Apriti cielo: minacce neanche tanto velate di farmela pagare con una votazione finale scarsa (ovviamente non potevano bocciarmi con tre prove su quattro andate bene o molto bene!), ma io non ho ceduto e, nella mia poco furba coerenza, ho portato in fondo la mia protesta (mamma mia che testa dura avevo)! Risultato finale alla maturità : 38/60, ma nessun pentimento per quella ribellione; non avrei mai potuto piegarmi a quell'atto di gratuito autoritarismo e darla vinta alla parte più "oscurantista" dell'istituzione scuola.
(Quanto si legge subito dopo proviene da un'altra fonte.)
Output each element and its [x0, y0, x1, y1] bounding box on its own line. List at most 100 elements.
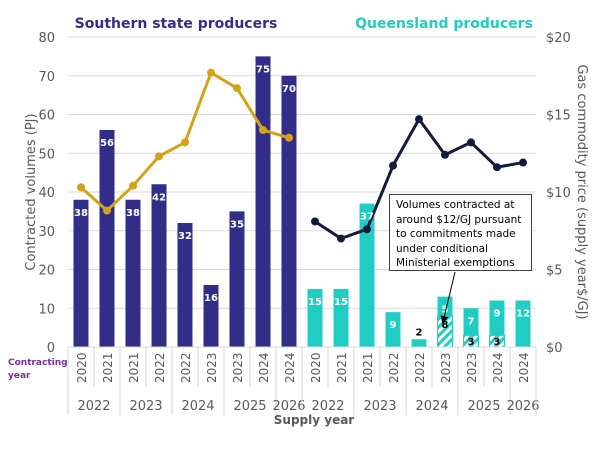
bar: [125, 199, 141, 347]
supply-year-tick: 2026: [272, 399, 305, 414]
y-tick-label: 30: [38, 225, 55, 240]
bar: [307, 288, 323, 347]
y2-tick-label: $5: [546, 264, 563, 279]
x-axis: 2020 2021 2021 2022 2022 2023 2023 2024 2024 2020…: [67, 346, 540, 415]
bar-value-label: 32: [178, 231, 192, 242]
contracting-year-label-line2: year: [8, 371, 31, 381]
bar: [515, 300, 531, 347]
bar: [281, 75, 297, 347]
bar-value-label: 9: [390, 320, 397, 331]
contracting-year-tick: 2024: [491, 352, 505, 383]
supply-year-tick: 2026: [506, 399, 539, 414]
y2-tick-label: $0: [546, 341, 563, 356]
bar-value-label: 35: [230, 219, 244, 230]
bar-value-label: 5: [442, 305, 449, 316]
supply-year-tick: 2024: [181, 399, 214, 414]
price-point: [207, 68, 215, 77]
bar-value-label: 70: [282, 84, 296, 95]
bar-value-label: 42: [152, 192, 166, 203]
price-point: [415, 115, 423, 124]
price-point: [77, 183, 85, 192]
price-point: [311, 217, 319, 226]
supply-year-tick: 2025: [233, 399, 266, 414]
price-point: [155, 152, 163, 161]
price-point: [363, 225, 371, 234]
contracting-year-tick: 2023: [439, 352, 453, 383]
y-tick-label: 60: [38, 109, 55, 124]
bar-value-label: 15: [308, 297, 322, 308]
contracting-year-label-line1: Contracting: [8, 358, 68, 368]
price-point: [103, 206, 111, 215]
y-tick-label: 20: [38, 264, 55, 279]
price-point: [441, 150, 449, 159]
bar: [73, 199, 89, 347]
bar-value-label: 38: [126, 208, 140, 219]
contracting-year-tick: 2022: [387, 352, 401, 383]
bar-value-label: 9: [494, 309, 501, 320]
price-point: [389, 161, 397, 170]
price-point: [519, 158, 527, 167]
bar: [177, 223, 193, 347]
price-point: [259, 126, 267, 134]
y-axis-title: Contracted volumes (PJ): [24, 113, 39, 270]
contracting-year-tick: 2023: [231, 352, 245, 383]
gridlines: [68, 36, 536, 309]
annotation-arrow: [440, 271, 456, 324]
bar: [203, 285, 219, 347]
bar: [359, 203, 375, 347]
bar: [229, 211, 245, 347]
contracting-year-tick: 2022: [179, 352, 193, 383]
supply-year-tick: 2022: [77, 399, 110, 414]
contracting-year-tick: 2022: [413, 352, 427, 383]
bar-value-label: 56: [100, 138, 114, 149]
bar: [437, 296, 453, 316]
y2-axis-title: Gas commodity price (supply year$/GJ): [574, 64, 589, 319]
bar: [411, 339, 427, 347]
price-point: [467, 138, 475, 147]
y-tick-label: 40: [38, 186, 55, 201]
bar: [333, 288, 349, 347]
contracting-year-tick: 2020: [309, 352, 323, 383]
price-lines: [77, 68, 527, 243]
y2-tick-label: $15: [546, 109, 571, 124]
y-tick-label: 0: [47, 341, 55, 356]
y-tick-label: 80: [38, 31, 55, 46]
y2-tick-label: $20: [546, 31, 571, 46]
bar-value-label: 15: [334, 297, 348, 308]
bar: [489, 300, 505, 336]
bar-value-label: 75: [256, 64, 270, 75]
bar-value-label: 2: [416, 327, 423, 338]
y-tick-label: 50: [38, 147, 55, 162]
contracting-year-tick: 2020: [75, 352, 89, 383]
bar-value-label: 16: [204, 293, 218, 304]
exemption-value-label: 3: [468, 337, 475, 348]
price-point: [233, 84, 241, 93]
exemption-value-label: 3: [494, 337, 501, 348]
bars: [73, 56, 531, 348]
contracting-year-tick: 2021: [127, 352, 141, 383]
group-title-queensland: Queensland producers: [355, 16, 533, 32]
y-tick-label: 10: [38, 302, 55, 317]
contracting-year-tick: 2023: [205, 352, 219, 383]
supply-year-tick: 2023: [129, 399, 162, 414]
contracting-year-tick: 2024: [517, 352, 531, 383]
annotation-box: Volumes contracted at around $12/GJ purs…: [389, 194, 532, 271]
bar: [151, 184, 167, 347]
x-axis-title: Supply year: [274, 413, 355, 427]
exemption-value-label: 8: [442, 320, 449, 331]
supply-year-tick: 2025: [467, 399, 500, 414]
bar: [255, 56, 271, 347]
bar: [463, 308, 479, 336]
bar-value-label: 12: [516, 309, 530, 320]
contracting-year-tick: 2023: [465, 352, 479, 383]
bar-value-label: 38: [74, 208, 88, 219]
y2-axis-ticks: $0 $5 $10 $15 $20: [546, 31, 571, 356]
contracting-year-tick: 2024: [283, 352, 297, 383]
contracting-year-tick: 2021: [361, 352, 375, 383]
bar-value-label: 37: [360, 212, 374, 223]
group-title-southern: Southern state producers: [75, 16, 278, 32]
contracting-year-tick: 2021: [101, 352, 115, 383]
y2-tick-label: $10: [546, 186, 571, 201]
contracting-year-tick: 2021: [335, 352, 349, 383]
price-point: [181, 138, 189, 147]
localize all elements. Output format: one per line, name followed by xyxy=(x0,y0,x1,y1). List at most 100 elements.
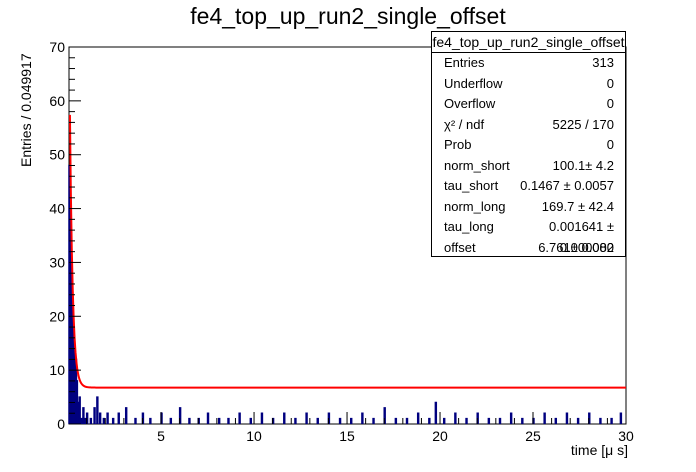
stats-value: 5225 / 170 xyxy=(552,116,614,132)
stats-label: norm_long xyxy=(444,198,506,214)
histogram-bin xyxy=(619,412,623,424)
y-axis-label: Entries / 0.049917 xyxy=(18,53,34,167)
x-tick-label: 30 xyxy=(618,428,634,444)
histogram-bin xyxy=(361,412,364,424)
histogram-bin xyxy=(149,417,152,424)
stats-row: Underflow 0 xyxy=(432,74,625,95)
stats-label: Overflow xyxy=(444,96,496,111)
histogram-bin xyxy=(405,417,409,424)
stats-value: 100.1± 4.2 xyxy=(552,157,614,173)
stats-row: Entries 313 xyxy=(432,53,625,74)
stats-row: offset 6.761± 0.082 xyxy=(432,238,625,259)
stats-label: Prob xyxy=(444,137,472,152)
histogram-bin xyxy=(169,417,173,424)
stats-label: χ² / ndf xyxy=(444,116,485,132)
y-tick-label: 30 xyxy=(49,254,65,270)
y-tick-label: 60 xyxy=(49,93,65,109)
x-tick-label: 10 xyxy=(246,428,262,444)
stats-label: tau_long xyxy=(444,219,494,234)
histogram-bin xyxy=(599,417,602,424)
stats-value: 0.001641 ± 0.000000 xyxy=(549,219,614,255)
histogram-bin xyxy=(89,417,93,424)
x-tick-label: 20 xyxy=(432,428,448,444)
x-axis-label: time [μ s] xyxy=(570,442,628,458)
histogram-bin xyxy=(454,412,457,424)
y-tick-label: 40 xyxy=(49,201,65,217)
histogram-bin xyxy=(98,412,102,424)
stats-row: χ² / ndf 5225 / 170 xyxy=(432,115,625,136)
histogram-bin xyxy=(372,417,375,424)
y-tick-label: 10 xyxy=(49,362,65,378)
stats-label: Entries xyxy=(444,55,485,70)
stats-row: Prob 0 xyxy=(432,135,625,156)
histogram-bin xyxy=(80,417,83,424)
histogram-bin xyxy=(610,417,613,424)
histogram-bin xyxy=(305,412,308,424)
histogram-bin xyxy=(416,412,420,424)
stats-label: norm_short xyxy=(444,157,510,173)
stats-title: fe4_top_up_run2_single_offset xyxy=(432,32,625,53)
histogram-bin xyxy=(498,417,502,424)
histogram-bin xyxy=(96,396,99,424)
histogram-bin xyxy=(565,412,569,424)
histogram-bin xyxy=(434,401,438,424)
histogram-bin xyxy=(124,407,128,424)
histogram-bin xyxy=(238,412,241,424)
y-tick-label: 50 xyxy=(49,147,65,163)
histogram-bin xyxy=(350,417,353,424)
histogram-bin xyxy=(106,412,109,424)
stats-value: 169.7 ± 42.4 xyxy=(541,198,614,214)
histogram-bin xyxy=(249,417,253,424)
histogram-bin xyxy=(487,417,491,424)
histogram-bin xyxy=(338,417,342,424)
histogram-bin xyxy=(217,417,221,424)
histogram-bin xyxy=(509,412,513,424)
stats-row: Overflow 0 xyxy=(432,94,625,115)
stats-rows: Entries 313 Underflow 0 Overflow 0 χ² / ndf 522… xyxy=(432,53,625,258)
histogram-bin xyxy=(134,417,137,424)
histogram-bin xyxy=(316,417,319,424)
stats-value: 0 xyxy=(606,137,614,152)
histogram-bin xyxy=(227,417,230,424)
y-tick-label: 0 xyxy=(57,416,65,432)
axes: 0 10 20 30 40 50 60 70 5 10 15 20 25 30 xyxy=(49,39,634,444)
histogram-bin xyxy=(102,417,106,424)
stats-value: 313 xyxy=(592,55,614,70)
histogram-bin xyxy=(383,407,386,424)
stats-label: Underflow xyxy=(444,75,503,91)
histogram-bin xyxy=(294,417,297,424)
histogram-bin xyxy=(442,417,446,424)
histogram-bin xyxy=(117,412,120,424)
stats-row: norm_long 169.7 ± 42.4 xyxy=(432,197,625,218)
histogram-bin xyxy=(93,407,96,424)
stats-row: norm_short 100.1± 4.2 xyxy=(432,156,625,177)
histogram-bin xyxy=(178,407,182,424)
stats-value: 6.761± 0.082 xyxy=(538,239,614,255)
stats-row: tau_long 0.001641 ± 0.000000 xyxy=(432,217,625,255)
chart-title: fe4_top_up_run2_single_offset xyxy=(190,3,506,29)
histogram-bin xyxy=(206,412,210,424)
histogram-bin xyxy=(82,407,85,424)
fit-curve xyxy=(68,114,626,389)
stats-box: fe4_top_up_run2_single_offset Entries 313… xyxy=(431,31,626,257)
histogram-bin xyxy=(283,412,286,424)
histogram-bin xyxy=(260,412,264,424)
y-tick-label: 70 xyxy=(49,39,65,55)
stats-row: tau_short 0.1467 ± 0.0057 xyxy=(432,176,625,197)
histogram-bin xyxy=(428,417,431,424)
histogram-bin xyxy=(554,417,558,424)
histogram-bin xyxy=(543,412,546,424)
stats-value: 0 xyxy=(606,75,614,91)
histogram-bin xyxy=(576,417,580,424)
stats-label: tau_short xyxy=(444,178,499,193)
x-tick-label: 15 xyxy=(339,428,355,444)
x-tick-label: 5 xyxy=(157,428,165,444)
histogram-bin xyxy=(188,417,191,424)
histogram-bin xyxy=(465,417,468,424)
x-tick-label: 25 xyxy=(525,428,541,444)
stats-label: offset xyxy=(444,239,476,255)
histogram-bin xyxy=(78,396,81,424)
histogram-bin xyxy=(84,417,87,424)
y-tick-label: 20 xyxy=(49,308,65,324)
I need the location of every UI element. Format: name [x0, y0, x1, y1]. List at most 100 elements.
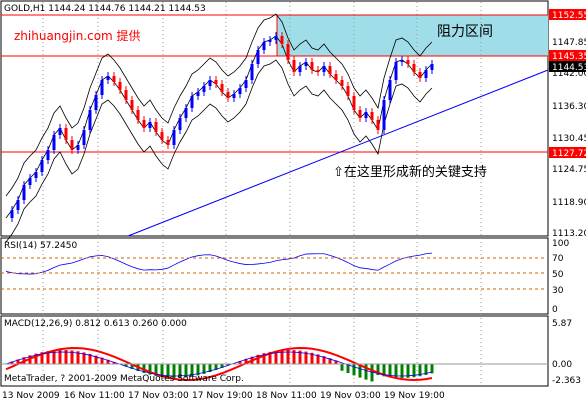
candle-body: [250, 64, 254, 80]
price-tick: 1118.90: [552, 198, 586, 208]
macd-histogram-bar: [286, 350, 290, 364]
macd-signal-line: [5, 347, 433, 382]
macd-histogram-bar: [400, 364, 404, 378]
macd-histogram-bar: [388, 364, 392, 378]
macd-histogram-bar: [88, 353, 92, 364]
time-label: 16 Nov 11:00: [64, 391, 125, 401]
candle-body: [256, 50, 260, 64]
candle-body: [190, 96, 194, 108]
candle-body: [112, 76, 116, 82]
candle-body: [58, 128, 62, 135]
candle-body: [304, 62, 308, 66]
watermark-text: zhihuangjin.com 提供: [14, 28, 141, 43]
macd-histogram-bar: [406, 364, 410, 378]
candle-body: [88, 110, 92, 130]
macd-histogram-bar: [298, 350, 302, 364]
candle-body: [46, 150, 50, 160]
candle-body: [34, 172, 38, 178]
candle-body: [226, 92, 230, 98]
macd-histogram-bar: [280, 350, 284, 364]
macd-histogram-bar: [154, 364, 158, 376]
macd-histogram-bar: [304, 351, 308, 364]
candle-body: [430, 64, 434, 70]
macd-histogram-bar: [418, 364, 422, 377]
price-tick: 1130.45: [552, 134, 586, 144]
candle-body: [388, 80, 392, 100]
time-axis: 13 Nov 2009 16 Nov 11:00 17 Nov 03:00 17…: [2, 391, 445, 401]
macd-histogram-bar: [334, 360, 338, 364]
price-tag: 1145.35: [549, 50, 586, 62]
rsi-tick: 0: [552, 305, 558, 315]
candle-body: [142, 120, 146, 128]
rsi-tick: 30: [552, 286, 564, 296]
candle-body: [196, 92, 200, 96]
candle-body: [346, 86, 350, 96]
candle-body: [310, 62, 314, 70]
candle-body: [154, 122, 158, 132]
candle-body: [322, 66, 326, 72]
time-label: 13 Nov 2009: [2, 391, 60, 401]
rsi-title: RSI(14) 57.2450: [4, 241, 77, 251]
candle-body: [364, 112, 368, 118]
macd-histogram-bar: [292, 350, 296, 364]
candle-body: [70, 140, 74, 150]
lower-band: [5, 59, 433, 243]
macd-group: [5, 347, 434, 382]
macd-tick: -2.363: [552, 376, 581, 386]
macd-histogram-bar: [316, 354, 320, 364]
macd-histogram-bar: [52, 350, 56, 364]
rsi-tick: 100: [552, 239, 569, 249]
macd-histogram-bar: [142, 364, 146, 373]
macd-histogram-bar: [166, 364, 170, 378]
macd-histogram-bar: [340, 364, 344, 371]
candle-body: [130, 100, 134, 110]
macd-histogram-bar: [70, 350, 74, 364]
candle-body: [334, 74, 338, 80]
macd-histogram-bar: [364, 364, 368, 380]
macd-histogram-bar: [214, 364, 218, 371]
candle-body: [166, 140, 170, 145]
candle-body: [178, 118, 182, 130]
macd-histogram-bar: [172, 364, 176, 378]
candle-body: [292, 60, 296, 72]
price-axis: 1147.85 1142.00 1136.30 1130.45 1124.75 …: [552, 38, 586, 239]
candle-body: [220, 84, 224, 92]
rsi-line-group: [5, 252, 433, 275]
candle-body: [28, 178, 32, 185]
macd-histogram-bar: [184, 364, 188, 378]
candle-body: [124, 90, 128, 100]
macd-histogram-bar: [328, 358, 332, 364]
macd-histogram-bar: [256, 354, 260, 364]
candle-body: [376, 120, 380, 130]
candle-body: [160, 132, 164, 140]
macd-histogram-bar: [112, 362, 116, 364]
price-tag: 1152.55: [549, 9, 586, 21]
time-label: 17 Nov 19:00: [192, 391, 253, 401]
price-tag-label: 1144.53: [552, 63, 586, 73]
macd-histogram-bar: [190, 364, 194, 377]
candle-body: [400, 60, 404, 62]
candle-body: [136, 110, 140, 120]
candle-body: [412, 64, 416, 72]
candle-body: [358, 110, 362, 118]
price-tag-current: 1144.53: [549, 61, 586, 73]
upper-band: [5, 13, 433, 197]
candle-body: [52, 135, 56, 150]
candle-body: [76, 145, 80, 150]
rsi-panel: [0, 237, 549, 315]
uptrend-line: [127, 69, 549, 237]
macd-histogram-bar: [274, 350, 278, 364]
symbol-info: GOLD,H1 1144.24 1144.76 1144.21 1144.53: [4, 4, 206, 14]
macd-histogram-bar: [208, 364, 212, 373]
macd-histogram-bar: [76, 351, 80, 364]
candle-body: [370, 112, 374, 120]
macd-histogram-bar: [352, 364, 356, 376]
candle-body: [316, 70, 320, 72]
macd-histogram-bar: [244, 358, 248, 364]
time-label: 19 Nov 19:00: [384, 391, 445, 401]
candle-body: [352, 96, 356, 110]
rsi-line: [5, 252, 433, 275]
candle-body: [148, 122, 152, 128]
rsi-tick: 70: [552, 254, 564, 264]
Un punteggio basso alla maturità , ma la coscienza assolutamente a posto. Una cosa è certa: se oggi incontrassi la Giudici non mancherei di mandarla ancora una volta a quel paese...
NICO COLONNA
E' il presidente di Gut Edizioni e direttore della mitica agenda Smemoranda. Abbandonata la facoltà di filosofia e l'impegno nei movimenti studenteschi, approda nel 1982 alla Coop Smemoranda; ne assume la direzione nella speranza di realizzare un progetto editoriale unico e alternativo. Ama la musica, rock in particolare, e tifa Inter da sempre (dall'estate del '96 è 'consulente' - ma soprattutto amico - del Presidente Massimo Moratti) e odia l'arroganza e la sopraffazione. Sogna una società a misura d'uomo e vive tentando di alimentare piccole e grandi utopie.